The commuting also led to health problems, with Ms Perry-Beltrame ending up in hospital with anxiety and exhaustion.
After that she quit her Sydney job and found one in Wollongong. These days she runs Cultural Inspirations, a change management company specialising in workplace culture.
Her commuting experience has inspired her to create the Illawarra Commuter Survey, in which she is looking for feedback on the issue of telecommuting.
While she admits her job in Sydney would have been much easier if telecommuting was available in the late 1990s, she said the survey aims to discover whether there is now the "human willingness" to embrace telecommuting.
Ms Perry-Beltrame said that the employers' perspective and the workplace culture's approach to telecommuting is crucial in turning it from a "pipe dream" to reality.
"The idea for doing this survey is probably about two years old," she said.
"With the technology I knew this was changing. The NBN has been touted for a few years and I thought that's going to make a big difference.

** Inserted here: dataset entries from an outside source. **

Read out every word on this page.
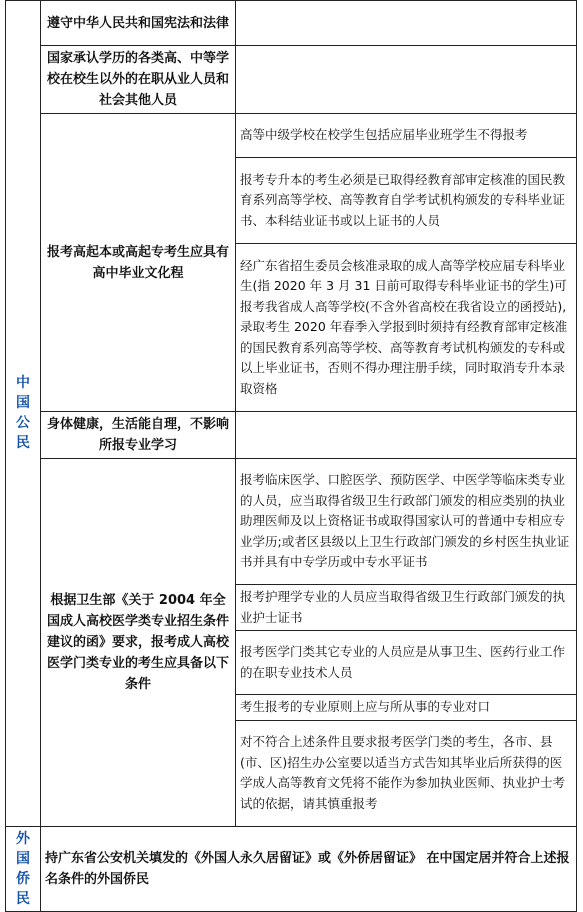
中国公民	遵守中华人民共和国宪法和法律	

	国家承认学历的各类高、中等学校在校生以外的在职从业人员和社会其他人员	

	报考高起本或高起专考生应具有高中毕业文化程	高等中级学校在校学生包括应届毕业班学生不得报考
		报考专升本的考生必须是已取得经教育部审定核准的国民教育系列高等学校、高等教育自学考试机构颁发的专科毕业证书、本科结业证书或以上证书的人员
		经广东省招生委员会核准录取的成人高等学校应届专科毕业生(指 2020 年 3 月 31 日前可取得专科毕业证书的学生)可报考我省成人高等学校(不含外省高校在我省设立的函授站),录取考生 2020 年春季入学报到时须持有经教育部审定核准的国民教育系列高等学校、高等教育考试机构颁发的专科或以上毕业证书，否则不得办理注册手续，同时取消专升本录取资格
	身体健康，生活能自理，不影响所报专业学习	

	根据卫生部《关于 2004 年全国成人高校医学类专业招生条件建议的函》要求，报考成人高校医学门类专业的考生应具备以下条件	报考临床医学、口腔医学、预防医学、中医学等临床类专业的人员，应当取得省级卫生行政部门颁发的相应类别的执业助理医师及以上资格证书或取得国家认可的普通中专相应专业学历;或者区县级以上卫生行政部门颁发的乡村医生执业证书并具有中专学历或中专水平证书
		报考护理学专业的人员应当取得省级卫生行政部门颁发的执业护士证书
		报考医学门类其它专业的人员应是从事卫生、医药行业工作的在职专业技术人员
		考生报考的专业原则上应与所从事的专业对口
		对不符合上述条件且要求报考医学门类的考生，各市、县(市、区)招生办公室要以适当方式告知其毕业后所获得的医学成人高等教育文凭将不能作为参加执业医师、执业护士考试的依据，请其慎重报考
外国侨民	持广东省公安机关填发的《外国人永久居留证》或《外侨居留证》 在中国定居并符合上述报名条件的外国侨民	
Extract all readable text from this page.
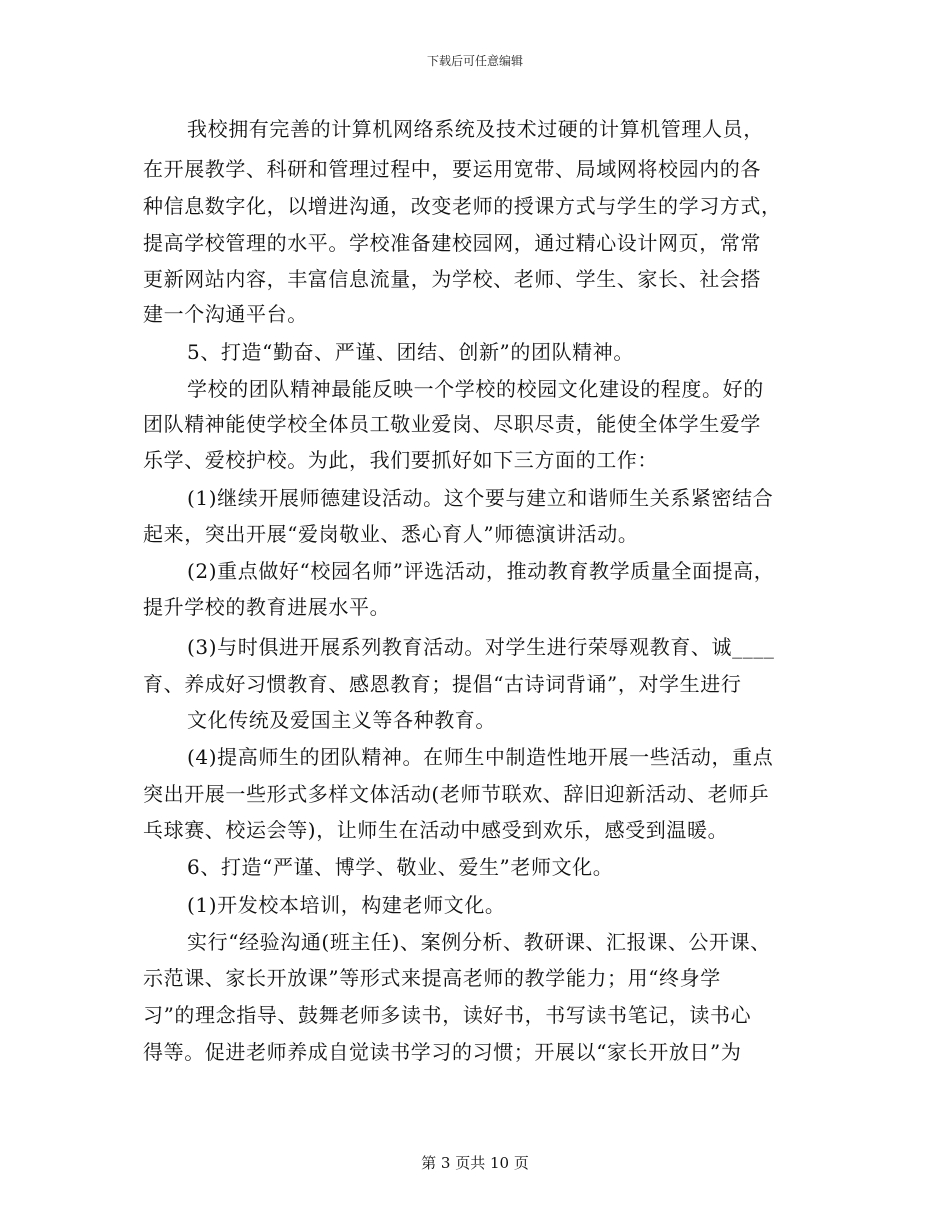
下载后可任意编辑
我校拥有完善的计算机网络系统及技术过硬的计算机管理人员，
在开展教学、科研和管理过程中，要运用宽带、局域网将校园内的各
种信息数字化，以增进沟通，改变老师的授课方式与学生的学习方式，
提高学校管理的水平。学校准备建校园网，通过精心设计网页，常常
更新网站内容，丰富信息流量，为学校、老师、学生、家长、社会搭
建一个沟通平台。
5、打造“勤奋、严谨、团结、创新”的团队精神。
学校的团队精神最能反映一个学校的校园文化建设的程度。好的
团队精神能使学校全体员工敬业爱岗、尽职尽责，能使全体学生爱学
乐学、爱校护校。为此，我们要抓好如下三方面的工作：
(1)继续开展师德建设活动。这个要与建立和谐师生关系紧密结合
起来，突出开展“爱岗敬业、悉心育人”师德演讲活动。
(2)重点做好“校园名师”评选活动，推动教育教学质量全面提高，
提升学校的教育进展水平。
(3)与时俱进开展系列教育活动。对学生进行荣辱观教育、诚____
育、养成好习惯教育、感恩教育；提倡“古诗词背诵”，对学生进行
文化传统及爱国主义等各种教育。
(4)提高师生的团队精神。在师生中制造性地开展一些活动，重点
突出开展一些形式多样文体活动(老师节联欢、辞旧迎新活动、老师乒
乓球赛、校运会等)，让师生在活动中感受到欢乐，感受到温暖。
6、打造“严谨、博学、敬业、爱生”老师文化。
(1)开发校本培训，构建老师文化。
实行“经验沟通(班主任)、案例分析、教研课、汇报课、公开课、
示范课、家长开放课”等形式来提高老师的教学能力；用“终身学
习”的理念指导、鼓舞老师多读书，读好书，书写读书笔记，读书心
得等。促进老师养成自觉读书学习的习惯；开展以“家长开放日”为
第 3 页共 10 页
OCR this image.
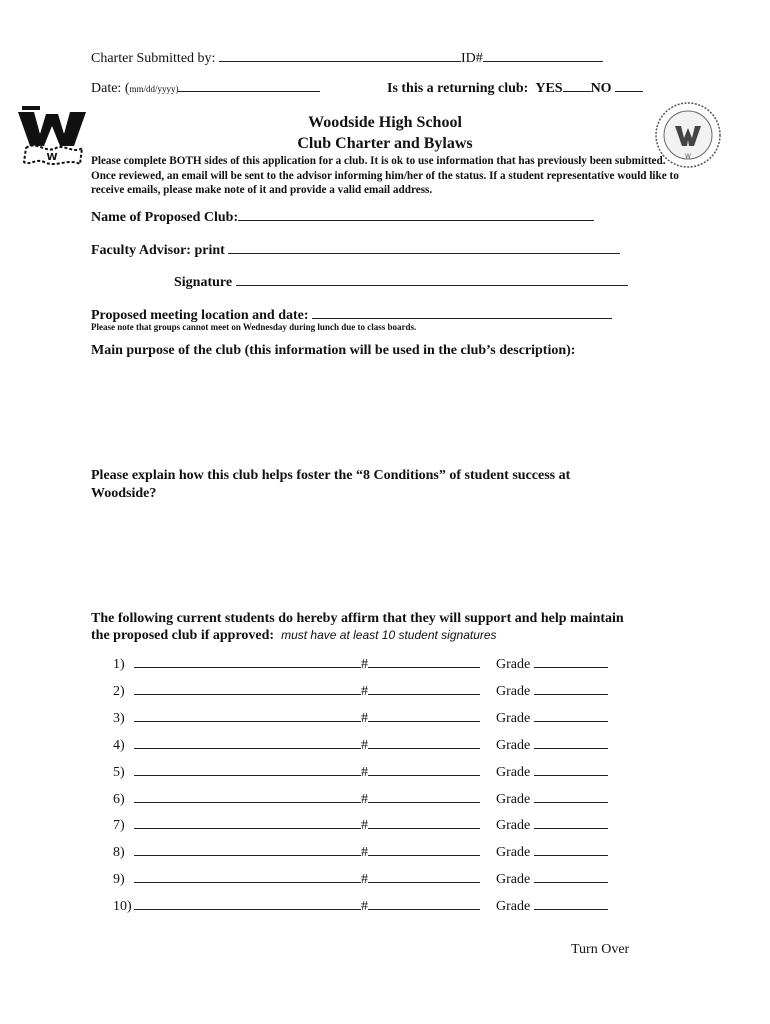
Charter Submitted by:	ID#
Date: (mm/dd/yyyy)	Is this a returning club: YES NO
W	W
Woodside High School
Club Charter and Bylaws
Please complete BOTH sides of this application for a club. It is ok to use information that has previously been submitted. Once reviewed, an email will be sent to the advisor informing him/her of the status. If a student representative would like to receive emails, please make note of it and provide a valid email address.
Name of Proposed Club:
Faculty Advisor: print
Signature
Proposed meeting location and date:
Please note that groups cannot meet on Wednesday during lunch due to class boards.
Main purpose of the club (this information will be used in the club’s description):
Please explain how this club helps foster the “8 Conditions” of student success at
Woodside?
The following current students do hereby affirm that they will support and help maintain
the proposed club if approved: must have at least 10 student signatures
1)	#	Grade
2)	#	Grade
3)	#	Grade
4)	#	Grade
5)	#	Grade
6)	#	Grade
7)	#	Grade
8)	#	Grade
9)	#	Grade
10)	#	Grade
Turn Over
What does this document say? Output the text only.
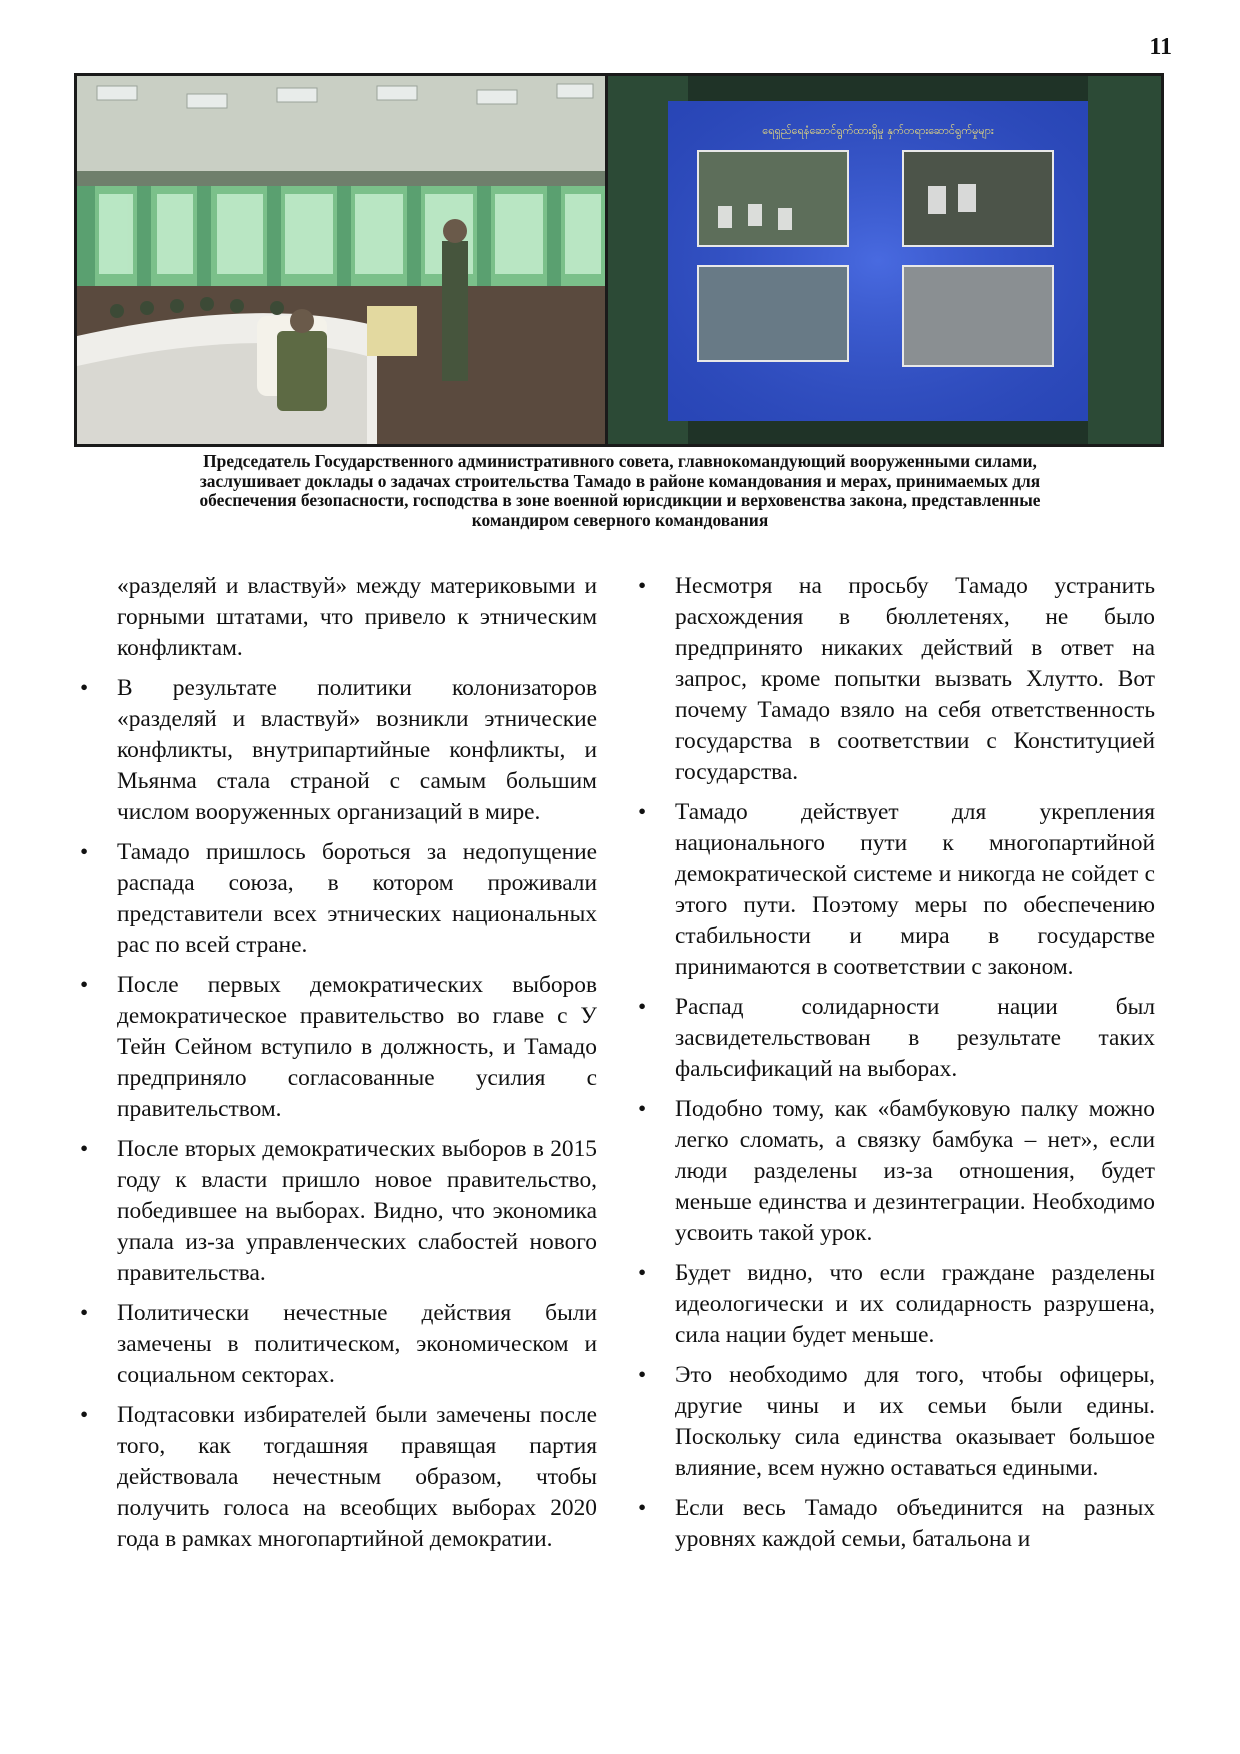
11
ရေရှည်ရေနံဆောင်ရွက်ထားရှိမှု နှက်တရားဆောင်ရွက်မှုများ

Председатель Государственного административного совета, главнокомандующий вооруженными силами,

заслушивает доклады о задачах строительства Тамадо в районе командования и мерах, принимаемых для

обеспечения безопасности, господства в зоне военной юрисдикции и верховенства закона, представленные

командиром северного командования

«разделяй и властвуй» между материковыми и горными штатами, что привело к этническим конфликтам.

• В результате политики колонизаторов «разделяй и властвуй» возникли этнические конфликты, внутрипартийные конфликты, и Мьянма стала страной с самым большим числом вооруженных организаций в мире.

• Тамадо пришлось бороться за недопущение распада союза, в котором проживали представители всех этнических национальных рас по всей стране.

• После первых демократических выборов демократическое правительство во главе с У Тейн Сейном вступило в должность, и Тамадо предприняло согласованные усилия с правительством.

• После вторых демократических выборов в 2015 году к власти пришло новое правительство, победившее на выборах. Видно, что экономика упала из-за управленческих слабостей нового правительства.

• Политически нечестные действия были замечены в политическом, экономическом и социальном секторах.

• Подтасовки избирателей были замечены после того, как тогдашняя правящая партия действовала нечестным образом, чтобы получить голоса на всеобщих выборах 2020 года в рамках многопартийной демократии.

• Несмотря на просьбу Тамадо устранить расхождения в бюллетенях, не было предпринято никаких действий в ответ на запрос, кроме попытки вызвать Хлутто. Вот почему Тамадо взяло на себя ответственность государства в соответствии с Конституцией государства.

• Тамадо действует для укрепления национального пути к многопартийной демократической системе и никогда не сойдет с этого пути. Поэтому меры по обеспечению стабильности и мира в государстве принимаются в соответствии с законом.

• Распад солидарности нации был засвидетельствован в результате таких фальсификаций на выборах.

• Подобно тому, как «бамбуковую палку можно легко сломать, а связку бамбука – нет», если люди разделены из-за отношения, будет меньше единства и дезинтеграции. Необходимо усвоить такой урок.

• Будет видно, что если граждане разделены идеологически и их солидарность разрушена, сила нации будет меньше.

• Это необходимо для того, чтобы офицеры, другие чины и их семьи были едины. Поскольку сила единства оказывает большое влияние, всем нужно оставаться едиными.

• Если весь Тамадо объединится на разных уровнях каждой семьи, батальона и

"If the businesses have the perceptions of telecommuting, that they are OK about it, then we can go ahead and start making some changes."
Wollongong City Council and RDA Illawarra are both aware of the survey and Ms Perry-Beltrame plans to make the results publicly available.
Ms Perry-Beltrame is looking for people who regularly commute more than 25 minutes one way to fill in her survey.
The survey can be found by clicking on the "commuter survey" button on the www.culturalinspirations.com.au website.